Le premier
procès dans l’affaire Bettencourt s’est ouvert ce matin au tribunal
correctionnel de Bordeaux dans la confusion la plus totale. De nombreux
personnages clefs de l’affaire manquent à l’appel. Sur le banc des parties
civiles, Liliane Bettencourt, qui n’est pas apparue en public depuis 2012, est
représentée par son administrateur ad hoc. Sa fille, Françoise
Meyers-Bettencourt et ses deux fils, parties civile, ne disent pas un mot. Du
côté des prévenus, dix hommes sont poursuivis – dont l’ancien ministre
sarkozyste Eric Woerth – mais deux manquent à l’appel : Carlos Cassina
Vejarano et Alain Thurin.
Le premier a
envoyé un certificat médical pour excuser son absence. Quand le deuxième est
appelé à la barre, le procureur, Gérard Aldigé, se gratte la gorge :
« Nous avons appris que M. Thurin aurait tenté d'attenter à ses jours hier,
par pendaison, dans un bois près de son domicile, en Essonne ». Silence
glacial dans la salle d’audience. « Nous ne savons pas s’il est mort ou
vivant », poursuit le président du tribunal, Denis Roucou. D’après une
source policière citée par l’AFP, l’ancien infirmier personnel de Liliane
Bettencourt serait « entre la vie et la mort » à l'hôpital d'Arpajon.
Il aurait été découvert dimanche par un passant dans un parc de
Brétigny-sur-Orge. Son pronostic vital est « engagé ».
Ce retraité
de 64 ans comparaissait sans avocat devant le tribunal, où il est poursuivi
pour avoir été désigné, dans le testament de Liliane Bettencourt, comme le
bénéficiaire de 10 millions d’euros – somme qu’il n’a jamais touché. Il est
également accusé d’avoir aidé l’avocat Pascal Wilhem dans son abus de
faiblesse, en isolant la milliardaire de sa famille et du reste de son
personnel.

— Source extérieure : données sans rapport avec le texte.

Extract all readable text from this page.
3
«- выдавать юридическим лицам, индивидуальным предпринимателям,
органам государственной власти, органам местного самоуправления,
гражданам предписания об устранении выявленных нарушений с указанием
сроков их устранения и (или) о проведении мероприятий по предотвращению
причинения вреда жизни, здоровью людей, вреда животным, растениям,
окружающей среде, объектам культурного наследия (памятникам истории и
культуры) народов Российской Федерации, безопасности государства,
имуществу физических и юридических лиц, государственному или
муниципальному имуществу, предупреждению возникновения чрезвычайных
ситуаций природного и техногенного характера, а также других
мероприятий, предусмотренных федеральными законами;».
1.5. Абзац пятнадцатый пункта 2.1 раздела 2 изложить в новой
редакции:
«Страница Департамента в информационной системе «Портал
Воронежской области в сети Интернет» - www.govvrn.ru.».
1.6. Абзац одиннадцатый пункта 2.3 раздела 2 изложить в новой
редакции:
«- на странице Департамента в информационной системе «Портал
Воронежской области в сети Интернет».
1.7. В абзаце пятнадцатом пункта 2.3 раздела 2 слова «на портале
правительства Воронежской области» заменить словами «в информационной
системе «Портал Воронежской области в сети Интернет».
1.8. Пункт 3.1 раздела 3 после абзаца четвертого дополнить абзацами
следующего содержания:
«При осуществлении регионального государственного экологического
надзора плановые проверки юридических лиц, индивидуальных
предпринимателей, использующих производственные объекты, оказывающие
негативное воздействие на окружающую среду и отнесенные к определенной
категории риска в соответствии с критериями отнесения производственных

Les renseignements de personnalité de l’ordonnance de renvoi devant
le tribunal évoquent un homme marié depuis trente-cinq ans avec une infirmière
aujourd’hui à la retraite, père et grand-père deux fois. « Après une
enfance aux conditions matérielles et affectives difficiles, il a obtenu le
concours d’agent hospitalier puis a passé avec succès le concours interne
d’infirmier », écrivent les juges d’instruction.
Absents
également, un certain nombre de témoins qui n’ont pas daigné faire le
déplacement jusqu’à Bordeaux – « Ils auraient pu envoyer une lettre au
tribunal » s’agace le président - et surtout, la principale d’entre eux,
Claire Thibout, ex-comptable de la milliardaire, mise en examen pour faux
témoignage dans une procédure toujours à l’instruction à Paris. Un certificat
médical précise qu’elle ne pourra assister à l’audience. Les avocats de la
défense s’étonnent de cette affirmation qui date du 7 janvier et comptent dès
demain matin demander un renvoi de l’audience, le temps que la procédure
parisienne prenne fin.
Après huit
années de rebondissements, le premier volet dans cette affaire tentaculaire se
présente donc devant la justice dans un climat de haute tension. D’abord
médiatique - 150 journalistes accrédités - mais aussi juridique avec des
menaces de renvoi du procès. La défense, qui espère visiblement renvoyer le
procès aux calendes grecques, multiplie les incidents de procédure. Ce matin,
les avocats de François-Marie Banier et Patrice de Maistre ont déposé une
question prioritaire de constitutionnalité (QPC). Le tribunal s’est retiré pour
délibérer et dira demain matin si la QPC est « sérieuse » et si elle
doit être transmise à la Cour de cassation. Cette décision entraînerait le renvoi du
procès, mais le ministère public a d'ores et déjà prôné son rejet.